The American official affirmed that “the people of the Gulf are cousins, and Trump has made extensive contacts to resolve the Gulf crisis and lift the blockade on Qatar. He also expressed his wish to see Qatari planes cross the Saudi and Emirati airspace before leaving office.”
The newspaper “The Hill”, issued from Washington, pointed to the importance of Qatar to America, stressing that it “maintains strong relations with Doha, which hosts the US Central Command at Al Udeid Air Base.”
That statement prompted observers, including the director of the Eastern Mediterranean Forum for Political and Strategic Studies, Muhammad Hamed, to say: “Trump will end the Gulf crisis as he started it in order not to give a winning point for the new administration of President-elect Joe Biden.”
On the same day that the US National Security Adviser said about the Gulf crisis, His Excellency Sheikh Mohammed bin Abdulrahman Al Thani, Deputy Prime Minister and Minister of Foreign Affairs, spoke about the presence of great momentum from the Trump administration, on the matter.
He stressed that Qatar “has been open to dialogue from the beginning, and we have a good intention to have a constructive dialogue, and there is no winner or loser from the crisis.”
His Excellency said during the Global Security Forum, which was launched in Doha on November 16, 2020: “Qatar has not carried out any hostile actions against the blockading countries,” and that “all the allegations and allegations that have been directed at it and that caused the blockade are false and false.”
What about the Biden administration?
On the other hand, and in contrast to the Trump administration’s talk of deciphering the Gulf crisis, the UAE faces great concerns from the administration of President-elect Biden, despite Abu Dhabi’s decision to sign an agreement with the Israeli entity, sponsored by the United States in September 2020, and the billions of deals it concluded with Tel Aviv.

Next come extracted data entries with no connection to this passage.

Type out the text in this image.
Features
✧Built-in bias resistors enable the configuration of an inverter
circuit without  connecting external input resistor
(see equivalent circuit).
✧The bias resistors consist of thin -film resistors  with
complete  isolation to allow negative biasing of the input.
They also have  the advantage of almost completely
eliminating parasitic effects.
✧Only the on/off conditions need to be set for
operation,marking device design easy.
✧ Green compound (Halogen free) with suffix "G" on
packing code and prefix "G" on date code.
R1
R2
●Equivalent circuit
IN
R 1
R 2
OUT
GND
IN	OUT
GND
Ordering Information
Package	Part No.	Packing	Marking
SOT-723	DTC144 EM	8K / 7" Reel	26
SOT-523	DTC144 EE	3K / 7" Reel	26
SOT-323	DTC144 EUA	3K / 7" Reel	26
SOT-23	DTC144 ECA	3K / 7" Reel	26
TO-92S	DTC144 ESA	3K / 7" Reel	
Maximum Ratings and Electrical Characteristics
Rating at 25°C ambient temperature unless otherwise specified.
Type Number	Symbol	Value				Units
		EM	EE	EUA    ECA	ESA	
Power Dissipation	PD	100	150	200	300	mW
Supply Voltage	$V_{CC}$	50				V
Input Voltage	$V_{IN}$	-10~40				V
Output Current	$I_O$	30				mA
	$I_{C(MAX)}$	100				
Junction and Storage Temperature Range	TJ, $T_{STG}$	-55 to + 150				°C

Indeed, Democratic and Republican members of the US Senate sought to prevent Trump from selling weapons to the UAE, worth $ 23 billion, including F-35s, as the members confirmed that they would submit 4 separate legislation to reject the deal, because of their objection to Abu Dhabi’s role in killing civilians in Yemen.
In a news analysis by Security Affairs Editor Frank Gardner for the BCC website on November 12, 2020, he said: “It is expected that President-elect Biden’s administration will push towards healing the Gulf rift, whose continuation is not in the interest of Washington or the Gulf states.”
But … will Trump succeed in order not to give Biden this opportunity in the future?